Anita Chanko is not going down without a fight in the courtroom. Chanko and her family have filed charges against ABC after the broadcasting company aired footage of Chanko's husband dying without him or his family being aware that he was being filmed.

The footage was aired over celebrity doctor Mehmet Oz's reality show NY Med during the wee hours one night in August 2012 when Chanko was unable to go to sleep.

Sixteen months had already passed since her husband, Mark Chanko, died after being hit by a sanitation truck in Manhattan's Upper East Side. Her grief was revived with a newfound horror when she realized that the man who was filmed being treated at New York-Presbyterian Hospital by trauma surgeon Dr. Sebastian Schubl was her husband.

"Even with the blurred picture, you could tell it was him," Chanko told ProPublica's Charles Ornstein. "You could hear his speech pattern. I hear my husband say, 'Does my wife know I'm here?'"
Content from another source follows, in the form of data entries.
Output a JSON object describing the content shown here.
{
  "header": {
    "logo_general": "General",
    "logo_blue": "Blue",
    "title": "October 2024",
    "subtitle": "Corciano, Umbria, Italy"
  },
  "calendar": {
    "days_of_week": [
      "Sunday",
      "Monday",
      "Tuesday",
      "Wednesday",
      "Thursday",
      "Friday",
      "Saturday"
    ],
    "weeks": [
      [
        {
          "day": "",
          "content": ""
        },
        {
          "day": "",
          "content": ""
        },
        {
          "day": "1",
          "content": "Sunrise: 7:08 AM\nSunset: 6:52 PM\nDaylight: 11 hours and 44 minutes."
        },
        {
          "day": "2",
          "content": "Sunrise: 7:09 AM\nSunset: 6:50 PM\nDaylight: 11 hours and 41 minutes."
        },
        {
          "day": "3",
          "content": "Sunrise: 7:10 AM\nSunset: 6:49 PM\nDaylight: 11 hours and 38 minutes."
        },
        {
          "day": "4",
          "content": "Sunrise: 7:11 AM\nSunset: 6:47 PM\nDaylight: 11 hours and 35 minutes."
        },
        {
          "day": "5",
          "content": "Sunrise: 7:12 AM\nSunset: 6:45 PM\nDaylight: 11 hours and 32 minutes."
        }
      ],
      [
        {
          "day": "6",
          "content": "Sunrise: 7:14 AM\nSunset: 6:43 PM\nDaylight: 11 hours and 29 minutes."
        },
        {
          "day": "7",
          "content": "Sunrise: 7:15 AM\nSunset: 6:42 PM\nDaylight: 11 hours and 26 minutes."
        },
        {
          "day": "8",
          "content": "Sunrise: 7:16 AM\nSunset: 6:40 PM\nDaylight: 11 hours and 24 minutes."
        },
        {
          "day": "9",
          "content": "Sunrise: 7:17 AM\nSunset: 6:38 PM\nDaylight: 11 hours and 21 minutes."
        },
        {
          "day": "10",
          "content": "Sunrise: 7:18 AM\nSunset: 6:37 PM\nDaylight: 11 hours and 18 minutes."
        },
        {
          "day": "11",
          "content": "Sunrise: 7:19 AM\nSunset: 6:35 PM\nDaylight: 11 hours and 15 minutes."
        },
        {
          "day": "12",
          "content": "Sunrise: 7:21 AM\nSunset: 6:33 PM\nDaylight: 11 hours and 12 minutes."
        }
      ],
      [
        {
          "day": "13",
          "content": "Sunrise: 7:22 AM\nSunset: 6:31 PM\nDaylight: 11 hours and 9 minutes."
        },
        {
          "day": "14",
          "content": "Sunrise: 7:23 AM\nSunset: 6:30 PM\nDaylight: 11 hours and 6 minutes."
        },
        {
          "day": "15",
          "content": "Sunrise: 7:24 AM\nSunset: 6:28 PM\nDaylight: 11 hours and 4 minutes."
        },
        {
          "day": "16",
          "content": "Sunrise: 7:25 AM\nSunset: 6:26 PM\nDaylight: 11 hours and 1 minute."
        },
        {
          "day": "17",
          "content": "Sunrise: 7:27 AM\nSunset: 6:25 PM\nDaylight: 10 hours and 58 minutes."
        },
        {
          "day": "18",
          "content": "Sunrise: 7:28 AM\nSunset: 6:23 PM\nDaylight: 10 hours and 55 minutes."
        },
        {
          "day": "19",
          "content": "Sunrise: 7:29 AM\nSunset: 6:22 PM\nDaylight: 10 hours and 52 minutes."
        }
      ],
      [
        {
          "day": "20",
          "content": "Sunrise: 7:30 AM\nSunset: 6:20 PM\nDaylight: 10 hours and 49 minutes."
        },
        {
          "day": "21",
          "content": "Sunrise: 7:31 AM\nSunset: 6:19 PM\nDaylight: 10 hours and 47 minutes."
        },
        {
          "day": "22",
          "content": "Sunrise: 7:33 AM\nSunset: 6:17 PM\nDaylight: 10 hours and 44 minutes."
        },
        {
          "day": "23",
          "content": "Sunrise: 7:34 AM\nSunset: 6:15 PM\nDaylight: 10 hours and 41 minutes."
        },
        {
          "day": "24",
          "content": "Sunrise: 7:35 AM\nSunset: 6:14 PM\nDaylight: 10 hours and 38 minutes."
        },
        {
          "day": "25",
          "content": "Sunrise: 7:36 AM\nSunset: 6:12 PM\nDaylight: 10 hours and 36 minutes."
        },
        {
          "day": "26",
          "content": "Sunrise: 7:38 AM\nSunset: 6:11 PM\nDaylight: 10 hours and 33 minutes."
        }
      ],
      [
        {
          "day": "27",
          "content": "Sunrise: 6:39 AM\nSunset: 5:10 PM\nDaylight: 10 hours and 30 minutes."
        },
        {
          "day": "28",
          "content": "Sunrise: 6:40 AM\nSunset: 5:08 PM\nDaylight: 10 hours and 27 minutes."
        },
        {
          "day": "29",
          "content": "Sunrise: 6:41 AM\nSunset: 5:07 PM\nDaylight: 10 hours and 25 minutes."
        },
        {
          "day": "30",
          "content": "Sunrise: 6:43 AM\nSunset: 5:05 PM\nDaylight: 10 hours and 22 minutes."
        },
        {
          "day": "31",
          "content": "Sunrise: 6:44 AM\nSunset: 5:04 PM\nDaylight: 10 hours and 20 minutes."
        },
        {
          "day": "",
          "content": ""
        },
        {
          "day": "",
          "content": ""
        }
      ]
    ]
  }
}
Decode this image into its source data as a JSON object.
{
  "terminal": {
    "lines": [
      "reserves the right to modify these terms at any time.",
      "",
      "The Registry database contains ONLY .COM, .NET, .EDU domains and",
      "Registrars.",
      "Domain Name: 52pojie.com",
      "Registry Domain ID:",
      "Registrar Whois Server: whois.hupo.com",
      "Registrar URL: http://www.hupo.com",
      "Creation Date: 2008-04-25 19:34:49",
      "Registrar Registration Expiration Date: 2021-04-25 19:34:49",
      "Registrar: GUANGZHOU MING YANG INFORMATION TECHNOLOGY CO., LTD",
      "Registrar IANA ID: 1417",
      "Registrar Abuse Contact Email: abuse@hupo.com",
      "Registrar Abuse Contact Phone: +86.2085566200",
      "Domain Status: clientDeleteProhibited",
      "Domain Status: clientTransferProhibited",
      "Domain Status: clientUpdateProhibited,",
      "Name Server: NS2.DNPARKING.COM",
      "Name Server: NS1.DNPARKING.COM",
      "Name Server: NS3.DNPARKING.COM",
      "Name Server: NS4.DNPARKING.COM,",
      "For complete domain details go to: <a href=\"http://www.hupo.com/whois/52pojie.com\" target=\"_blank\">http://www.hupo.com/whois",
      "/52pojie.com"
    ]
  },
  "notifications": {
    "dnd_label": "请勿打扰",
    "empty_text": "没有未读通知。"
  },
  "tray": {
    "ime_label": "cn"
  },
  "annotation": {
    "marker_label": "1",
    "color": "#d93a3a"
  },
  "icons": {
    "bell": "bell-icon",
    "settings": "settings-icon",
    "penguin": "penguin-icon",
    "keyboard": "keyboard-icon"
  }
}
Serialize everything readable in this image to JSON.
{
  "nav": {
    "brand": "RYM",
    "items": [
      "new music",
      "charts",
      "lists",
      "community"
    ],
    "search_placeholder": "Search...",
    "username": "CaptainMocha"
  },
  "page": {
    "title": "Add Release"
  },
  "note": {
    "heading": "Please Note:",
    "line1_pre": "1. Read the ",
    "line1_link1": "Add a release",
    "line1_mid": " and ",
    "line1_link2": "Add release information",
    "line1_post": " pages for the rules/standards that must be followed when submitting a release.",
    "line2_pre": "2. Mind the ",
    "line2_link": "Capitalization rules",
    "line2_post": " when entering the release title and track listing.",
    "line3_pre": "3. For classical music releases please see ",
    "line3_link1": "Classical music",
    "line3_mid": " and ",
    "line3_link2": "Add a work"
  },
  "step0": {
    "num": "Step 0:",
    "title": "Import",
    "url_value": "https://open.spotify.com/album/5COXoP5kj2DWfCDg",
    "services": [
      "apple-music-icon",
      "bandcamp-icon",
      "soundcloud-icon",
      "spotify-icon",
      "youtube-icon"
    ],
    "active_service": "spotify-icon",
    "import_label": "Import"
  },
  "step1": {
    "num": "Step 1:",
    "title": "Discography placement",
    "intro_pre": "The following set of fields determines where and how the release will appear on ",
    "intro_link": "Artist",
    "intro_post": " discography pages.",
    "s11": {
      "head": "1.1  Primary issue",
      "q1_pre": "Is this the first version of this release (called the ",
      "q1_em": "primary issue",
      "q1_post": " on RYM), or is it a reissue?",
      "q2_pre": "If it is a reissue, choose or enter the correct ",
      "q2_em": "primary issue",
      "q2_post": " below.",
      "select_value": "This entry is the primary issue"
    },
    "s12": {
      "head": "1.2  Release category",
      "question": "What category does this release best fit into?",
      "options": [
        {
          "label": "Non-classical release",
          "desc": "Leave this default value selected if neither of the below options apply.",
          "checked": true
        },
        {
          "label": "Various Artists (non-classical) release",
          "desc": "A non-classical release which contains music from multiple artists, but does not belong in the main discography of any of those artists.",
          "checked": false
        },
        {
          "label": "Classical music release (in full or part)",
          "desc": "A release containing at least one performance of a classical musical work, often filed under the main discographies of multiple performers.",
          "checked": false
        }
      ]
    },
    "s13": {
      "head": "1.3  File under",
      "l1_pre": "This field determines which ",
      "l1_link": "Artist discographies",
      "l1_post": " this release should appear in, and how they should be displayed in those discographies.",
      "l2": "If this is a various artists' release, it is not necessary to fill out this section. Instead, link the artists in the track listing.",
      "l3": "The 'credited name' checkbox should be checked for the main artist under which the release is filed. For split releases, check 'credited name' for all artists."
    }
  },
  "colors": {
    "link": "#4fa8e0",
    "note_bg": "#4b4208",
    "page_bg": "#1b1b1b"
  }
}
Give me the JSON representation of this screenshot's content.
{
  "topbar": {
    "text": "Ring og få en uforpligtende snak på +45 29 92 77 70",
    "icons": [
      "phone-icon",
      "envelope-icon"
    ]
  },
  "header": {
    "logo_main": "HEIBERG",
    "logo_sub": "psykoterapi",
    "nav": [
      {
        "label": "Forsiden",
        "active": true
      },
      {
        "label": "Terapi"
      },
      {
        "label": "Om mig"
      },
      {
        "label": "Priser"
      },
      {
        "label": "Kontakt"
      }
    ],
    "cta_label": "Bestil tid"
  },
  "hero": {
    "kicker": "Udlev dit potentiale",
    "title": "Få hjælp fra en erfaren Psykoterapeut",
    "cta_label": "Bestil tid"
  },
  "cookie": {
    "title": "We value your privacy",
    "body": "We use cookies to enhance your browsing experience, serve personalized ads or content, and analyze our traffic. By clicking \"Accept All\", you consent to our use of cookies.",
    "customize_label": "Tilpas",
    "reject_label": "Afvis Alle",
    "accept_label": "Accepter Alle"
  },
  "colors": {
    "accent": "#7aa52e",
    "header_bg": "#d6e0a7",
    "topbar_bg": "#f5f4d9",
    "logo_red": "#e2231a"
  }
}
Those were her husband's last words, signifying what should have been a solemn moment reserved only for the dying person's family and anyone else they granted permission to hear. Chanko, however, did not give NY Med or the hospital permission to film or broadcast her husband's last moments.

In fact, she, her family and presumably her husband were not aware that the people donning hospital gowns inside the emergency room were actually production crew for NY Med.

Chanko went on to tell Ornstein that she heard the staff ask one another if they were ready to pronounce her husband dead. They did, and the show switches to a clip of Dr. Schubl who tells the family, not seen onscreen, the bad news.

"I did everything I possibly could," Dr. Schubl said. "Unfortunately, he did not survive. I am sorry."

Afterwards, he turns to the camera shaking his head and saying, "Rough day, rough day."

"It was the list clip before the commercial," Chanko said. "Or as I put it, 'Watch this man die, now we're going to sell you some detergent.'"

In a letter sent to the Presbyterian Hospital's privacy officer, Kenneth Chanko, son of Anita Chanko, said watching the footage caused him "great emotional distress and psychological harm" after having to unnecessarily relive his father's last moments with the knowledge that the public could "watch my father's passing for the purpose of what can only be described as drive-by voyeuristic 'entertainment.'"

Following the younger Chanko's complaint, which was also sent to NY Med broadcaster ABC, the New York State Department of Health and the Department of Health and Human Services civil rights office, ABC removed the particular segment from future broadcasts, the DVD version and its website, although the blurb remains, citing a "Dr. McDreamy-like" surgeon trying to save the day when a "critically injured pedestrian struck by a vehicle is brought to the ER."

The hospital responded, assuring that his father's and the family's privacy was protected because their "images, likeness and other potentially identifying information were completely obscured in the episode."

However, the Chankos are not convinced. One woman who used to work for the family as a pet-sitter called Mrs. Chanko to ask if it indeed was her husband shown on NY Med.

"She said to me, 'Do you watch 'NY Med'?'" the woman recalled. "'That was Mark, wasn't it?' She recognized him."

The family is not pleased with ABC's response, moving instead to file a $5 million lawsuit against the broadcaster and Dr. Schubl for violating the patient's and his family's privacy, a case that was dismissed by an appellate court on the basis of arguments from ABC's lawyer stating that the law only prohibits medical professionals from sharing information about their patients after treatment. Since the video was shot while Chanko was being treated, the lawyer said the footage was legal.

The court also said that the video of Chanko's death "was not so extreme and outrageous as to support a claim for intentional infliction of emotion distress" nor did a breach of the duty not to disclose personal information about the patient take place "since no such information" was disclosed.

The state health department has reached other conclusions. In a letter sent to Susan Mascitelli, senior vice president of New York-Presbyterian, the health department cited the hospital's policy and the agreement with ABC that requires the hospital to explicitly ask for the patient's consent before photographing, filming or audio recording. The Chanko patriarch was awake and alert when he was brought to the E.R. and could have been able to give the staff his permission if he wanted to be filmed.

"The patient was unaware and uninformed that he was being filmed and viewed by a camera crew while receiving medical treatment thus his privacy in receiving medical treatment was not ensured," the state health department said.

No sanction was imposed on New York-Presbyterian, however. Federal regulators are still reviewing whether the Chanko family's right to privacy was violated.

The American College of Emergency Physicians (ACEP) explicitly discourages the filming for public viewing of E.R. patients and staff "except when they can give fully informed consent prior to their participation."

Joel Geiderman, chairman of the ethics committee at ACEP, likens it to secretly video-recording people inside a store's dressing room and only asking for permission later.

"Taken to its logical conclusion, what they're saying is you can invite anyone in, and unless the patient objects at that very moment, there's no violation of the patient's privacy," Joy Pritts, former chief privacy officer at the Office of the National Coordinator for Health Information Technology, said. "That's crazy."